Two US Navy warships have docked at a Vietnamese naval base, the first such port call since the normalization of relations 21 years ago.
Submarine tender USS Frank Cable and guided-missile destroyer USS John S. McCain entered a deep water base in Cam Ranh Bay in Khanh Hoa province on Sunday, the US Navy said in a statement on Tuesday.
Before entering the Cam Ranh Bay, USS John S. McCain also made a port call in nearby Da Nang City, according to the statement.
The coastal city, perched strategically on the South China Sea, is where US combat forces first arrived in Vietnam in 1965. The US carried out an eight-year military intervention in the country from 1965 to 1973, killing thousands of Vietnamese people.

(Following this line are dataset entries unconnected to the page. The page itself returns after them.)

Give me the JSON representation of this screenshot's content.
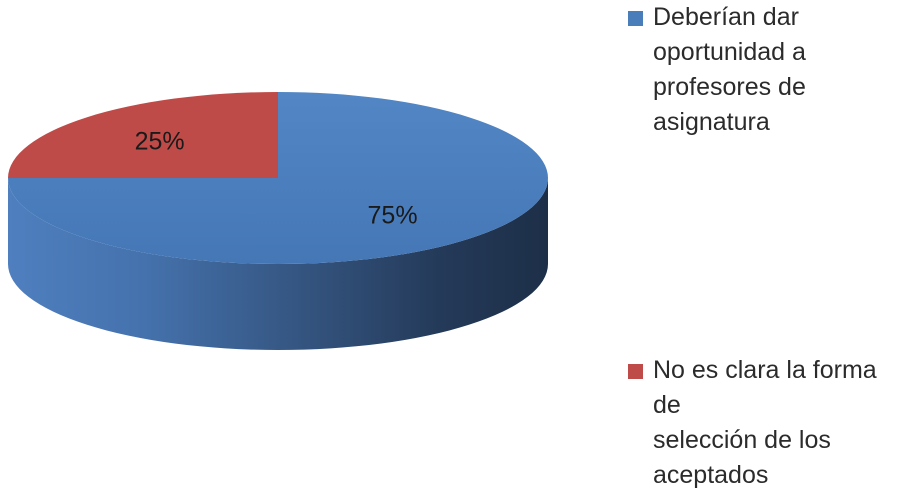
{
  "chart_data": {
    "type": "pie",
    "style": "3d",
    "slices": [
      {
        "label": "Deberían dar oportunidad a profesores de asignatura",
        "value": 75,
        "data_label": "75%",
        "color": "#4a7ebb"
      },
      {
        "label": "No es clara la forma de selección de los aceptados",
        "value": 25,
        "data_label": "25%",
        "color": "#be4b48"
      }
    ],
    "legend_position": "right"
  },
  "legend": [
    {
      "text": "Deberían dar\noportunidad a\nprofesores de\nasignatura",
      "color": "#4a7ebb"
    },
    {
      "text": "No es clara la forma de\nselección de los\naceptados",
      "color": "#be4b48"
    }
  ]
}
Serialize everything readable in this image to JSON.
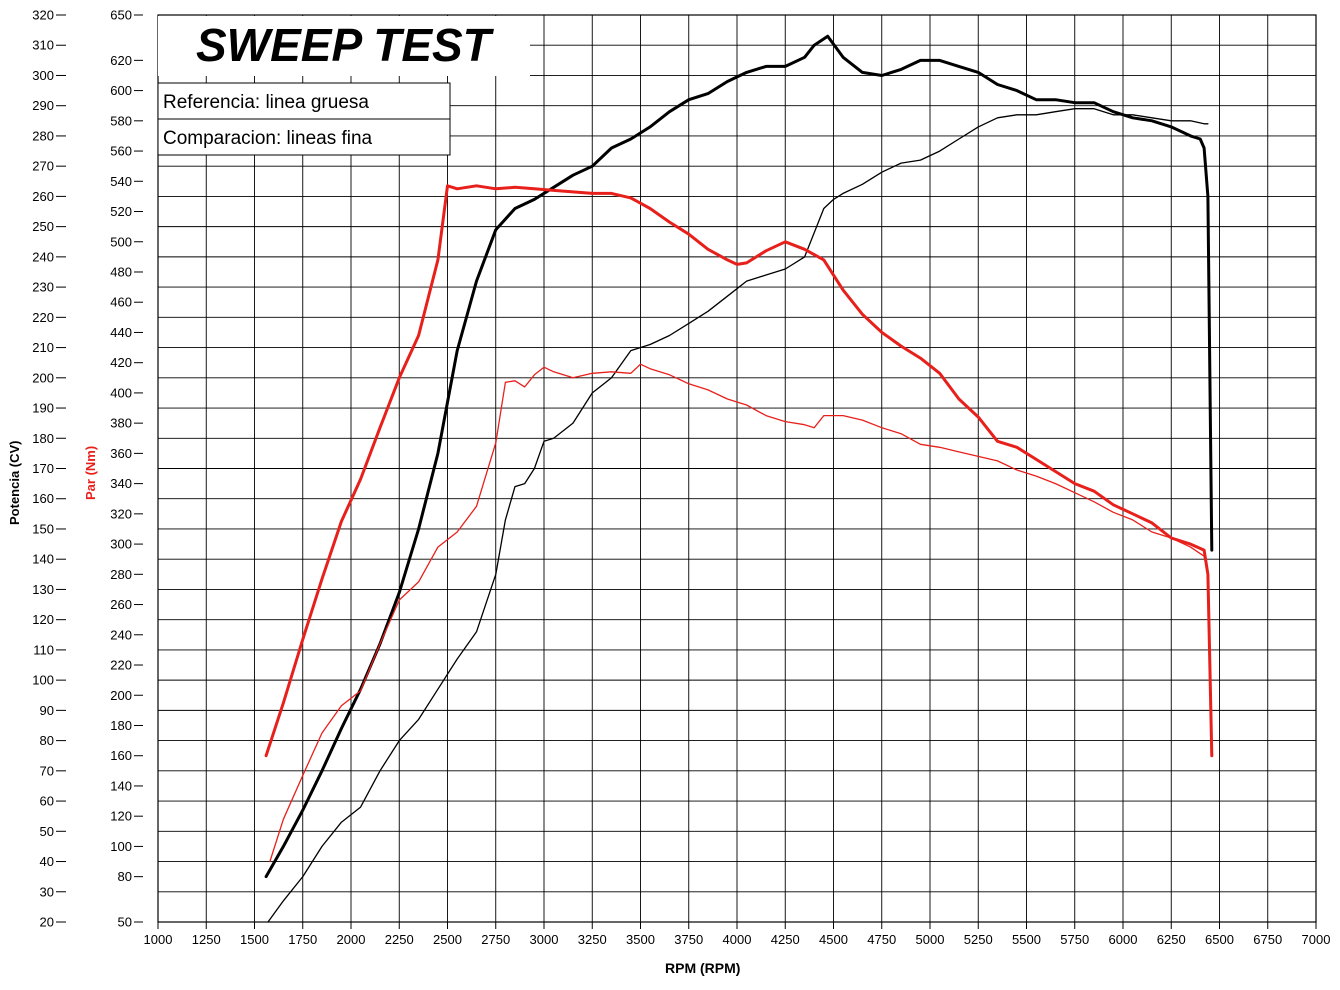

Diplomatic ties between the two countries were restored in 1995.
The US and Vietnam started to improve their naval ties after US President Barack Obama declared the complete removal of America’s arms embargo against the “extremely important” ally in a three-day visit back in May.
Before the arrival of American warships, Cam Ranh Bay had been used by Russian and French navies.
The visit by American vessels came shortly after the Hanoi government decided to make the base available to visiting foreign navy vessels in a bid to maintain a stronger presence in the South China Sea, amid maritime disputes with China.
The US has reached out to Vietnam and other countries surrounding the South China Sea such as Taiwan, India, Vietnam, Malaysia and the Philippines in order to counter China’s sovereignty claims over the waters.
Washington has also sent several of its warships to the region to protect what it calls “freedom of navigation” in the sea, which serves as a gateway for trillions of dollars in maritime trade every year.
China, in response, has condemned America’s meddling in regional issues, accusing Washington of deliberately stirring up tensions in the South China Sea.